Statistics helps us understand how sure or unsure we are about data and results. It puts numbers on uncertainty so we can make better decisions.

When you want to know how reliable a survey result is.
When you need to predict outcomes but data has natural randomness.
When comparing two groups and want to see if differences are real or by chance.
When measuring quality control in manufacturing to detect problems.
When estimating the chance of an event happening based on past data.
Syntax
SciPy
import scipy.stats as stats

# Example: Calculate confidence interval for a sample mean
confidence_interval = stats.norm.interval(alpha=0.95, loc=sample_mean, scale=sample_std / (n**0.5))
The interval function gives a range where the true value likely lies.
The alpha parameter sets the confidence level (e.g., 0.95 means 95%).
Examples
This shows the range where the true average likely falls with 95% confidence.
SciPy
import scipy.stats as stats

# 95% confidence interval for mean 50, std 10, sample size 25
ci = stats.norm.interval(0.95, loc=50, scale=10 / (25**0.5))
print(ci)
The p-value tells how likely the observed data would happen if the true mean was zero.
SciPy
import scipy.stats as stats

# Calculate p-value for a t-test comparing sample mean to 0
t_stat, p_value = stats.ttest_1samp([2,3,5,6,9], 0)
print(f"p-value: {p_value}")
Sample Program

This program calculates the average height and shows a range where the true average height likely lies with 95% confidence. It uses statistics to quantify uncertainty in the average.

SciPy
import scipy.stats as stats

# Sample data: heights in cm
data = [170, 172, 168, 165, 174, 169, 171, 173, 167, 170]

# Calculate sample mean and standard deviation
sample_mean = sum(data) / len(data)
sample_std = (sum((x - sample_mean)**2 for x in data) / (len(data) - 1))**0.5

# Calculate 95% confidence interval for the mean
confidence_interval = stats.norm.interval(0.95, loc=sample_mean, scale=sample_std / (len(data)**0.5))

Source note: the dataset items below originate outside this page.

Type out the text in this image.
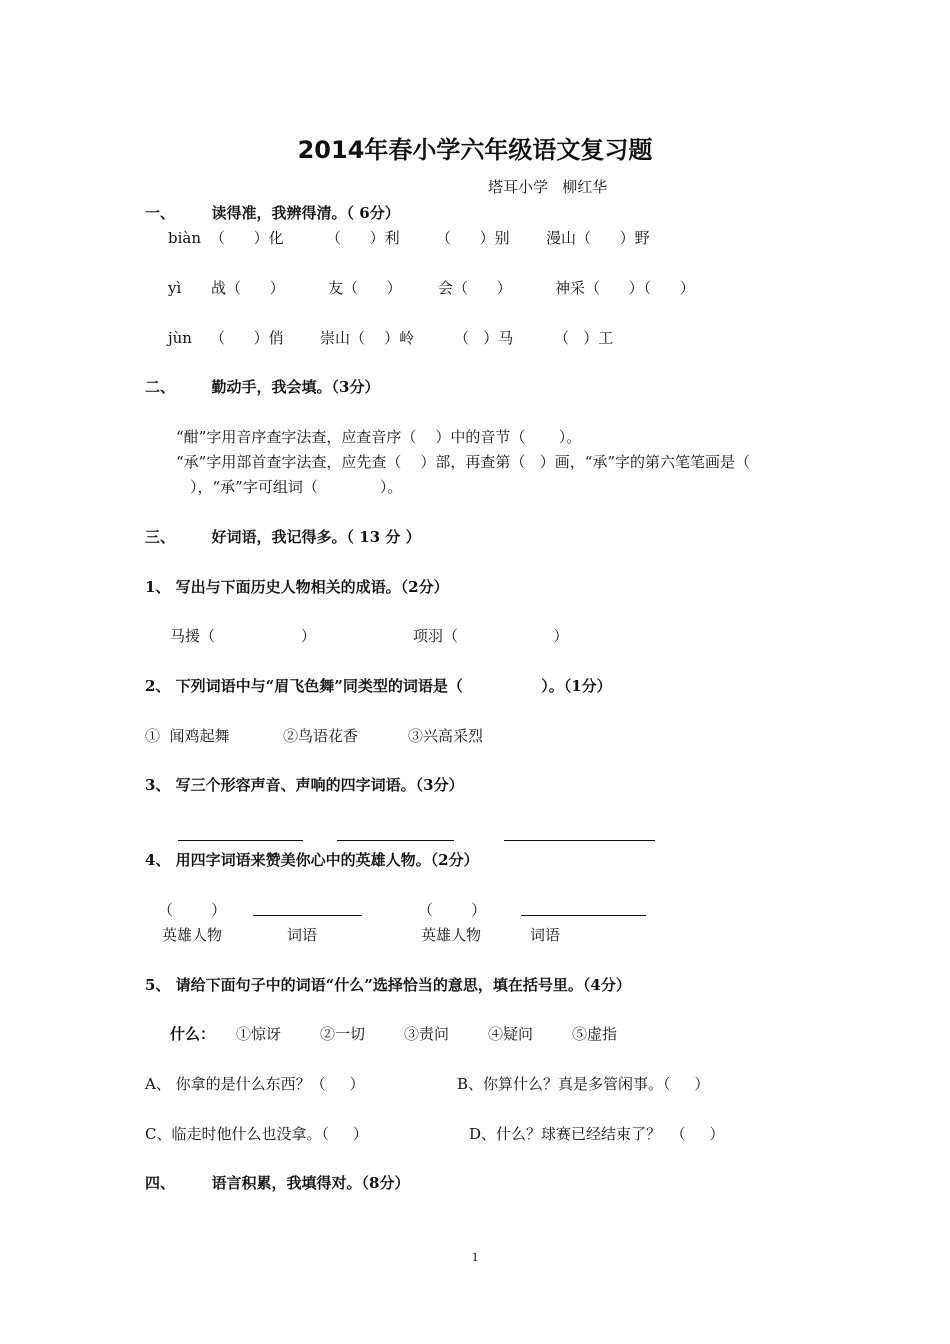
2014年春小学六年级语文复习题
塔耳小学   柳红华
一、       读得准，我辨得清。（ 6分）
biàn （      ）化	（      ）利 （      ）别 漫山（      ）野
yì 战（      ）	友（      ） 会（      ）	神采（      ）（      ）
jùn （      ）俏 崇山（    ）岭	（   ）马	（   ）工
二、       勤动手，我会填。（3分）
“酣”字用音序查字法查，应查音序（    ）中的音节（       ）。
“承”字用部首查字法查，应先查（    ）部，再查第（   ）画，“承”字的第六笔笔画是（
），“承”字可组词（             ）。
三、       好词语，我记得多。（ 13 分 ）
1、 写出与下面历史人物相关的成语。（2分）
马援（                  ）	项羽（                    ）
2、 下列词语中与“眉飞色舞”同类型的词语是（               ）。（1分）
①  闻鸡起舞	②鸟语花香	③兴高采烈
3、 写三个形容声音、声响的四字词语。（3分）
4、 用四字词语来赞美你心中的英雄人物。（2分）
（        ）	（        ）
英雄人物	词语	英雄人物	词语
5、 请给下面句子中的词语“什么”选择恰当的意思，填在括号里。（4分）
什么： ①惊讶	②一切	③责问	④疑问	⑤虚指
A、 你拿的是什么东西？（     ）	B、你算什么？真是多管闲事。（     ）
C、临走时他什么也没拿。（     ）	D、什么？球赛已经结束了？  （     ）
四、       语言积累，我填得对。（8分）
1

print(f"Sample mean: {sample_mean:.2f} cm")
print(f"95% confidence interval: ({confidence_interval[0]:.2f}, {confidence_interval[1]:.2f}) cm")
OutputSuccess
Important Notes

Uncertainty is natural in data because of randomness and measurement limits.

Statistics gives tools to measure and communicate this uncertainty clearly.

Summary

Statistics helps us put numbers on how uncertain we are about data.

Confidence intervals and p-values are common ways to show uncertainty.

Using these tools helps make better, informed decisions.